Hilaire Joseph LEDRU (1769-1840)

La Fortune perdue, vers 1799
Pierre noire et estompe sur papier
57,8 × 42,9 cm
Provenance : collection Marie-Claude Chaudonneret (1948-2023)
Exposition : Paris, Salon de 1799, no 158 : « Dessin/La fortune perdue.
Un jeune Savoyard et sa famille, assis sur les degrés d’une maison, déplorent la perte de la marmotte qui faisait leur gagne-pain. A la croisée au-dessus d’eux, un enfant touché de leur peine, leur donne furtivement l’argent qu’il possède. »
Vendu
Fils d’un charpentier du nord de la France, Hilaire Ledru est né à Oppy, une petite commune située entre Arras et Douai. Très jeune, tel Giotto, il garde des troupeaux et occupe son temps en dessinant sur le sol à l’aide d’un bâton. Chez lui, il couvre les murs de portraits tracés au charbon et son talent est remarqué par des mécènes oppynois qui, convaincus par son don, financent les études du jeune garçon à l’école de dessin de Douai. Élève brillant formé par Charles Alexandre Joseph Caullet, Ledru gagne Paris pour entrer dans l’atelier du peintre Joseph Marie Vien. À partir de 1795, il expose au Salon des portraits de célébrités ou d’inconnus puis propose un dessin ambitieux intitulé Scène de prison en 1798. Cette œuvre, inspirée par l’arrestation de son ami douaisien Joseph Lesurques impliqué dans l’affaire du courrier de Lyon en 1796, montre les derniers instants du condamné avec sa famille avant son exécution. La composition qui rencontre un vif succès sera gravée par Auguste Boucher-Desnoyers en 1802 sous le titre Les Pénibles Adieux.

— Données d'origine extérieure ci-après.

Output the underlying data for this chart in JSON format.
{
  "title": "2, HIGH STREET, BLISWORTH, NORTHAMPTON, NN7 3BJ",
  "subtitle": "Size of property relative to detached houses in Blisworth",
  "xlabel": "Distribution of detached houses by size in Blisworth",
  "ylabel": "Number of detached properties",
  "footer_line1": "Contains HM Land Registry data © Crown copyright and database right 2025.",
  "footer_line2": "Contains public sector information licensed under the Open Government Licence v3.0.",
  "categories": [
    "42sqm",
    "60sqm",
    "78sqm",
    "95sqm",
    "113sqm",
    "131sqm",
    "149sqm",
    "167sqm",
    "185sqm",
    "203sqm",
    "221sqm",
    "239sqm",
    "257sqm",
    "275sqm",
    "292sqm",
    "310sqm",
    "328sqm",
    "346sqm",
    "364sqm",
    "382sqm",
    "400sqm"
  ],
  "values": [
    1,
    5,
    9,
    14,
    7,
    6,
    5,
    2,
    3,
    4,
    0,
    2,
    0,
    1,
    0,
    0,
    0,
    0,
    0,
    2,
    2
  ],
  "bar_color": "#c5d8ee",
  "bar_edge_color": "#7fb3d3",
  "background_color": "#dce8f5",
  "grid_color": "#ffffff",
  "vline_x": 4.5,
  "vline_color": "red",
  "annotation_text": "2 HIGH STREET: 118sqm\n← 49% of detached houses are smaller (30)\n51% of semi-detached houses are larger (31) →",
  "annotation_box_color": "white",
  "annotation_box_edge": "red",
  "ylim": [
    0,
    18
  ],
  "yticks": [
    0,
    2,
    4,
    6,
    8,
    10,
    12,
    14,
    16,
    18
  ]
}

En 1799, Ledru choisit de traiter un thème aux accents moraux, La Fortune perdue. L’œuvre à la pierre noire sur papier représente un jeune garçon assis sur le pavé regardant tristement sa marmotte étendue sur le sol. Près de lui, une femme désespérée, un bébé attaché dans le dos, serre son visage entre ses mains. Dans le registre supérieur, depuis une fenêtre, un enfant tend sa main droite chargée de pièces sous le regard attendri et admiratif de sa mère. Dès le début du xviiie siècle, des artistes prennent pour sujet les pénibles conditions de vie de ces garçons venus de leur Savoie natale pour travailler comme ramoneurs dans la capitale. Vers l’âge de douze ans, devenus trop grands pour passer dans les conduits de cheminées, ils perdaient leur emploi et étaient contraints à la mendicité. Pour survivre, certains d’entre eux montraient des marmottes apprivoisées qu’ils faisaient danser au son d’une vielle ou d’une flûte. Ici, Ledru insiste sur la générosité et l’inégalité des chances entre le jeune Parisien de bonne naissance et le petit Savoyard qui, sans sa marmotte, est condamné à la misère. L’œuvre, qui est commentée durant le Salon, reçoit un bon accueil du public mais ne sera pas gravée.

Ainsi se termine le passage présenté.